As a *bonus* I've added a new third patch with some proposed changes to
spark discussions. As I researched experiences in the field at scale a
few other buffer management issues came to light. The one in particular
that I tried to address in this new patch 0003 has to do with very large
shared_buffers (NBuffers) and very large active datasets causing most
buffer usage counts to be at or near the max value (5). In these cases
the clock-sweep algorithm needs to perform NBuffers * 5 "ticks" before
identifying a buffer to evict. This also pollutes the completePasses
value used to inform the bgwriter where to start working.
So, in this patch I add per-backend buffer usage tracking and proactive
pressure management. Each tick of the hand can now decrement usage by a
calculated amount, not just 1, based on /hand-wavy-first-attempt at magic/.

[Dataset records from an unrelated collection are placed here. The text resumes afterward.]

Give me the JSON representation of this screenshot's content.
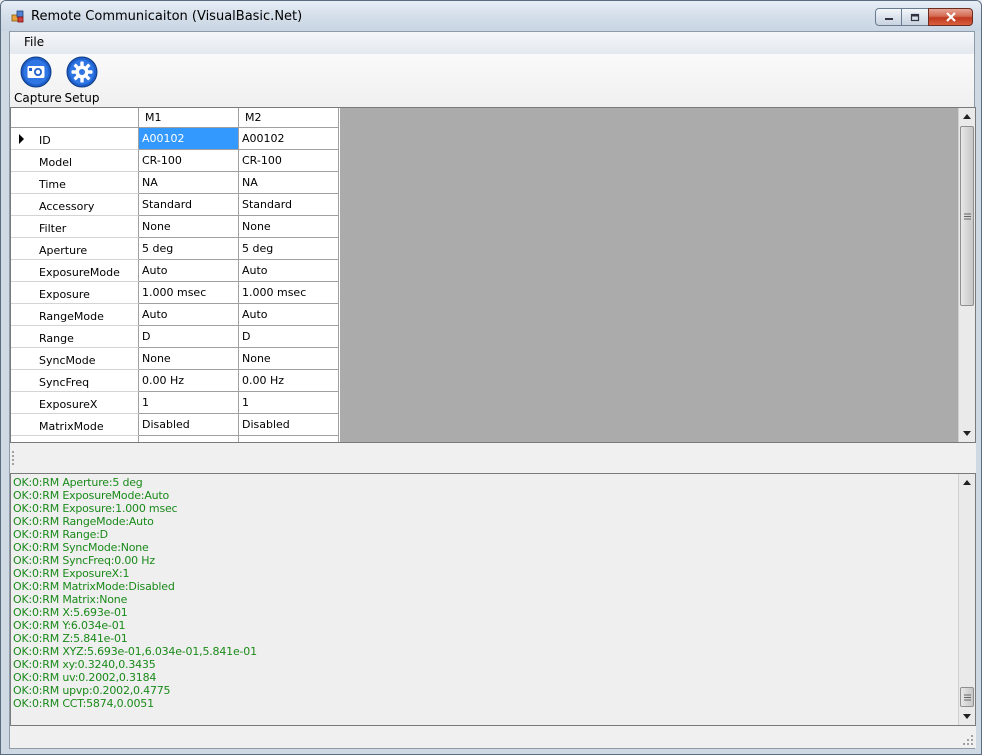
{
  "window": {
    "title": "Remote Communicaiton (VisualBasic.Net)"
  },
  "menu": {
    "items": [
      {
        "label": "File"
      }
    ]
  },
  "toolbar": {
    "capture_label": "Capture",
    "setup_label": "Setup"
  },
  "grid": {
    "columns": [
      "M1",
      "M2"
    ],
    "rows": [
      {
        "name": "ID",
        "values": [
          "A00102",
          "A00102"
        ]
      },
      {
        "name": "Model",
        "values": [
          "CR-100",
          "CR-100"
        ]
      },
      {
        "name": "Time",
        "values": [
          "NA",
          "NA"
        ]
      },
      {
        "name": "Accessory",
        "values": [
          "Standard",
          "Standard"
        ]
      },
      {
        "name": "Filter",
        "values": [
          "None",
          "None"
        ]
      },
      {
        "name": "Aperture",
        "values": [
          "5 deg",
          "5 deg"
        ]
      },
      {
        "name": "ExposureMode",
        "values": [
          "Auto",
          "Auto"
        ]
      },
      {
        "name": "Exposure",
        "values": [
          "1.000 msec",
          "1.000 msec"
        ]
      },
      {
        "name": "RangeMode",
        "values": [
          "Auto",
          "Auto"
        ]
      },
      {
        "name": "Range",
        "values": [
          "D",
          "D"
        ]
      },
      {
        "name": "SyncMode",
        "values": [
          "None",
          "None"
        ]
      },
      {
        "name": "SyncFreq",
        "values": [
          "0.00 Hz",
          "0.00 Hz"
        ]
      },
      {
        "name": "ExposureX",
        "values": [
          "1",
          "1"
        ]
      },
      {
        "name": "MatrixMode",
        "values": [
          "Disabled",
          "Disabled"
        ]
      }
    ]
  },
  "log": {
    "lines": [
      "OK:0:RM Aperture:5 deg",
      "OK:0:RM ExposureMode:Auto",
      "OK:0:RM Exposure:1.000 msec",
      "OK:0:RM RangeMode:Auto",
      "OK:0:RM Range:D",
      "OK:0:RM SyncMode:None",
      "OK:0:RM SyncFreq:0.00 Hz",
      "OK:0:RM ExposureX:1",
      "OK:0:RM MatrixMode:Disabled",
      "OK:0:RM Matrix:None",
      "OK:0:RM X:5.693e-01",
      "OK:0:RM Y:6.034e-01",
      "OK:0:RM Z:5.841e-01",
      "OK:0:RM XYZ:5.693e-01,6.034e-01,5.841e-01",
      "OK:0:RM xy:0.3240,0.3435",
      "OK:0:RM uv:0.2002,0.3184",
      "OK:0:RM upvp:0.2002,0.4775",
      "OK:0:RM CCT:5874,0.0051"
    ],
    "text_color": "#1a8a1a"
  },
  "icons": {
    "capture": "camera-icon",
    "setup": "gear-icon"
  }
}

The thing I'm sure this doesn't help with, and may in fact hurt, is
keeping frequently accessed buffers in the buffer pool. I imagine a two
tier approach to this where some small subset of buffers that are reused
frequently enough are not even considered by the clock-sweep algorithm.
Regardless, I feel the first two patches on this set address the
intention of this thread. I added patch 0003 just to start a
conversation, please chime in if any of this interests you. Maybe this
new patch should take on a life of its own in a new thread? If anyone
thinks this approach has some merit, I'll do that.
I look forward to thoughts on these idea, and hopefully to finding
someone willing to help me get the first two over the line.
best.
-greg